QueenOfRubovia · 23/05/2017 23:01

Baffled by people saying £2500 isn't a lot to spend on a party

I think it's a mad amount to spend as well.
Even moreso if you aren't comfortably off enough to barely notice it missing from your coffers.

Puffpaw · 23/05/2017 23:01

My preference would be the camping but you can't afford it so don't do it. He has plenty of other treats coming up.
If you are not sure what you can afford do a proper budget and include everything.
Also sorry for repeating myself before, about festivals, I completely missed your first reply.

KatyBerry · 24/05/2017 08:33

I can imagine the aibu posts from guests summoned to this special celebration- he's being a bridezilla about this party and needs a reality check.

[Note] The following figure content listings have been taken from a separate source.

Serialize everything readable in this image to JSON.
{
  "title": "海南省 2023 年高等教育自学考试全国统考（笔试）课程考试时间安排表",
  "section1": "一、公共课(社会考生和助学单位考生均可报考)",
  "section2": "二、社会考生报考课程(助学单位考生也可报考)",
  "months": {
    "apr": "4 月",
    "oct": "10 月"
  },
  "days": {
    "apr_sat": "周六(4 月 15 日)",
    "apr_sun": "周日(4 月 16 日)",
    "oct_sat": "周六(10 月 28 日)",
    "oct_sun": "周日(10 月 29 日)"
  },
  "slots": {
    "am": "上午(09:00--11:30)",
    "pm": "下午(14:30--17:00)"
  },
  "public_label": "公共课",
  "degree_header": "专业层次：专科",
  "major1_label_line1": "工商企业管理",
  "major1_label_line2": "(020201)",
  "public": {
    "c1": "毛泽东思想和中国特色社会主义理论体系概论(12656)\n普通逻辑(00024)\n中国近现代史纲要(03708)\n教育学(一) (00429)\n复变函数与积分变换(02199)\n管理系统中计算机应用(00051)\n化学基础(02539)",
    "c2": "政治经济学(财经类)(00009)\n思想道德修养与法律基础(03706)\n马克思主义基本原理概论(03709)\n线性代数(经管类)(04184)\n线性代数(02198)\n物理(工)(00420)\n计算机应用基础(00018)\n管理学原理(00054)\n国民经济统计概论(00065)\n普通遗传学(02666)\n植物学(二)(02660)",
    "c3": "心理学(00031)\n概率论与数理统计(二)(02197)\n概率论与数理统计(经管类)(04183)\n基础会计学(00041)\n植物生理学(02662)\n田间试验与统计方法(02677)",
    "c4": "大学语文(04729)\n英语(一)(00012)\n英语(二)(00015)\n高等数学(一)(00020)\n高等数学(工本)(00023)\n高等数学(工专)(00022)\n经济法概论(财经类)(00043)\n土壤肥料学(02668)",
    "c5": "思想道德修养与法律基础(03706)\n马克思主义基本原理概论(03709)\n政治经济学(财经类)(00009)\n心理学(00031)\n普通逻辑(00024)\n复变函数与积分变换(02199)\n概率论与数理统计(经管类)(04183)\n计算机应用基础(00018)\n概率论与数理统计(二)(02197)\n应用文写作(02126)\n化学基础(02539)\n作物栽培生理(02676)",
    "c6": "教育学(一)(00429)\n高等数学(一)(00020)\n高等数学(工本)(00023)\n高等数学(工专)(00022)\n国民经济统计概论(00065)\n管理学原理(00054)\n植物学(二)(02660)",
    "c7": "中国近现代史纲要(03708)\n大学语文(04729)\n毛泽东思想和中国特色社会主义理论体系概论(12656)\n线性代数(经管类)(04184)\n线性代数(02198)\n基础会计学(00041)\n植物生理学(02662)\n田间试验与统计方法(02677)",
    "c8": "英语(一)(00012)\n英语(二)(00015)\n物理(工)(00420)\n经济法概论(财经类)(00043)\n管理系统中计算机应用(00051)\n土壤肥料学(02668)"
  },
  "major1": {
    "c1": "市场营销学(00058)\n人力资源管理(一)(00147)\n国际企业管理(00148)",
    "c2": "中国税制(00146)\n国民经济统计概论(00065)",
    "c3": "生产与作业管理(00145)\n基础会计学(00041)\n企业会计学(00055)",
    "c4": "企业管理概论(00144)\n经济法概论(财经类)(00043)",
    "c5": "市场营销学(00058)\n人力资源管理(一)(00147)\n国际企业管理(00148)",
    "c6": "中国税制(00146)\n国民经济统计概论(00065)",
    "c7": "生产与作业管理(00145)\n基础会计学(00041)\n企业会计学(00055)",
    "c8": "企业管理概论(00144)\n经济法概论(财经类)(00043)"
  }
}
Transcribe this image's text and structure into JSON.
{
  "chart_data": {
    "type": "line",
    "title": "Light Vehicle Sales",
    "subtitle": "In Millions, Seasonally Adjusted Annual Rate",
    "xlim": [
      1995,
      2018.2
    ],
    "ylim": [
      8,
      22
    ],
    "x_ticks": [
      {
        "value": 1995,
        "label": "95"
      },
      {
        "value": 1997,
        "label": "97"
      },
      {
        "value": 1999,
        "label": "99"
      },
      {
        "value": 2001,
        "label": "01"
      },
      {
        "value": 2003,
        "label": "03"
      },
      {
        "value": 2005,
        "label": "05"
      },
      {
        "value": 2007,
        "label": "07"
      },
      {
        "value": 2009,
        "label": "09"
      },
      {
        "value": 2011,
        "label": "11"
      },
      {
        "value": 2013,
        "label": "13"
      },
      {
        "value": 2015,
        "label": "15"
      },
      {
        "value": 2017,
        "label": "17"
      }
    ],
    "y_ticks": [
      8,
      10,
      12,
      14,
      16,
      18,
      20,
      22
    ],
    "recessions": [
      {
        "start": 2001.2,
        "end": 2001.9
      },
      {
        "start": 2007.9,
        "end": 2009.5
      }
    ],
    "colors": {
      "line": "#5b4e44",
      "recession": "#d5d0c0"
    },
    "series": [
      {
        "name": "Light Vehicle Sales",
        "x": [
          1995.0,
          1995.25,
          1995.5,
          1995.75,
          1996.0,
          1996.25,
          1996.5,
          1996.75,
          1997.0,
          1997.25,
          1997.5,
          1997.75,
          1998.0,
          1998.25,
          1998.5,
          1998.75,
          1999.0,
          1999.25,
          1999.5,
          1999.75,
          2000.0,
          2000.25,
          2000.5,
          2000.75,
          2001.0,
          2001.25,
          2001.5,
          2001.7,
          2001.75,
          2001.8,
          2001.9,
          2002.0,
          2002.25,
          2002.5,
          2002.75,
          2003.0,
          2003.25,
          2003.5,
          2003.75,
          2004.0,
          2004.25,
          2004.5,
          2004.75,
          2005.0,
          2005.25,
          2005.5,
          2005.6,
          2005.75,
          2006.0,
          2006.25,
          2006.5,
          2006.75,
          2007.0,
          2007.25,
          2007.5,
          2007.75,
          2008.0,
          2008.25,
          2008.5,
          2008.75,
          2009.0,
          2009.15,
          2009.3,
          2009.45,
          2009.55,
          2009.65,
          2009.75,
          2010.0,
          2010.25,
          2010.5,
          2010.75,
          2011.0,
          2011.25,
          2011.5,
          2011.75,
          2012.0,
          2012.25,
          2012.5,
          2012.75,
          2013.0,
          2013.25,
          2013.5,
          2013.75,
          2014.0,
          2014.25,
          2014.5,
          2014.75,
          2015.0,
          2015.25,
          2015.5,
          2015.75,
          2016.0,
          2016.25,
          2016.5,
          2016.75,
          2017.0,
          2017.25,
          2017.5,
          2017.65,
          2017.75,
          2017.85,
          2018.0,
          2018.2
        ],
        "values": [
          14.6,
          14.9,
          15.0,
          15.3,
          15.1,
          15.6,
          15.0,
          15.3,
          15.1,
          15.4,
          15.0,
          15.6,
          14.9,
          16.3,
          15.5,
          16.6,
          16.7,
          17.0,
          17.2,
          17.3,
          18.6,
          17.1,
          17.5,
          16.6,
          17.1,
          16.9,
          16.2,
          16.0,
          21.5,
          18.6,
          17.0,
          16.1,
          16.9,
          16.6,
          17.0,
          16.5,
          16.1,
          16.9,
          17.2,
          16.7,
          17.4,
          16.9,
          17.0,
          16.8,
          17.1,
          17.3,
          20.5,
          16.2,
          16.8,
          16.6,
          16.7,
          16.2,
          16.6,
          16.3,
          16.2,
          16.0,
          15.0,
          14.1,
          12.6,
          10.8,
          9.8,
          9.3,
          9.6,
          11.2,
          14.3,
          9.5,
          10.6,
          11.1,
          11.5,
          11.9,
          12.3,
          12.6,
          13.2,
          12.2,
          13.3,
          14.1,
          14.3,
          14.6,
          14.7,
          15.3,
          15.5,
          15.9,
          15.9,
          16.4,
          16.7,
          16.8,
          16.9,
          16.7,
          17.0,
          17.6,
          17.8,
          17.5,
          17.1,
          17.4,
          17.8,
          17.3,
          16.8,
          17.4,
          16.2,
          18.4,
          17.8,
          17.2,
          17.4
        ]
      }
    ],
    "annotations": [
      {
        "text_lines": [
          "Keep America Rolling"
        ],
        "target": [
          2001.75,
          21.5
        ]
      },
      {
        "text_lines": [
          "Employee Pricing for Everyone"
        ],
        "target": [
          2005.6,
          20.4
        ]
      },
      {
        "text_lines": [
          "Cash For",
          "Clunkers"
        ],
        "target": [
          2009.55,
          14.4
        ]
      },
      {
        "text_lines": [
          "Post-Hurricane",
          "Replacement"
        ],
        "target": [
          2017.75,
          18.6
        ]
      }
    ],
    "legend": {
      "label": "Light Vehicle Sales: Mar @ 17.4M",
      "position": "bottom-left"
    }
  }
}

He's expecting guests to make expensive and complex arrangements (6 hours' driving and petrol, acquisition of kit, childcare for an entire weekend) and then offering a beer in a barn and a cold hard floor without hot and cold running. Can't you get one of his friends to help deliver the reality check of how unappealing and selfish it is?

expatinscotland · 24/05/2017 14:13

Exactly, Katy!! 6 hour drive, 2 loos for 50 people (possibly no shower at all), Spring time, have to supply all gear (if you're not a camper, even hiring it out is not without cost. You can hire a campervan but that's in the region of £50+ at the least/day), for a barn party. Oh, and childcare.

Gimme a CCC site anyday.

upperlimit · 24/05/2017 14:23

Honestly this place is a different world. Since when was it ok to swallow all your family's resources to have a 'look a me' birthday shin-dig?

HappydaysArehere · 24/05/2017 15:14

Cannot believe this thread. The world is a different place. Surely a couple can come up with better ways to spend a couple of grand! As for the kind person who is giving a thousand pounds as a gift, I know I would be disappointed to think it had been spent on a camping party. The phrase "easy come, easy go" would spring to mind. However, your kitchen would have given me great satisfaction in that it would seem a more valued way to spend someone's hard earned money.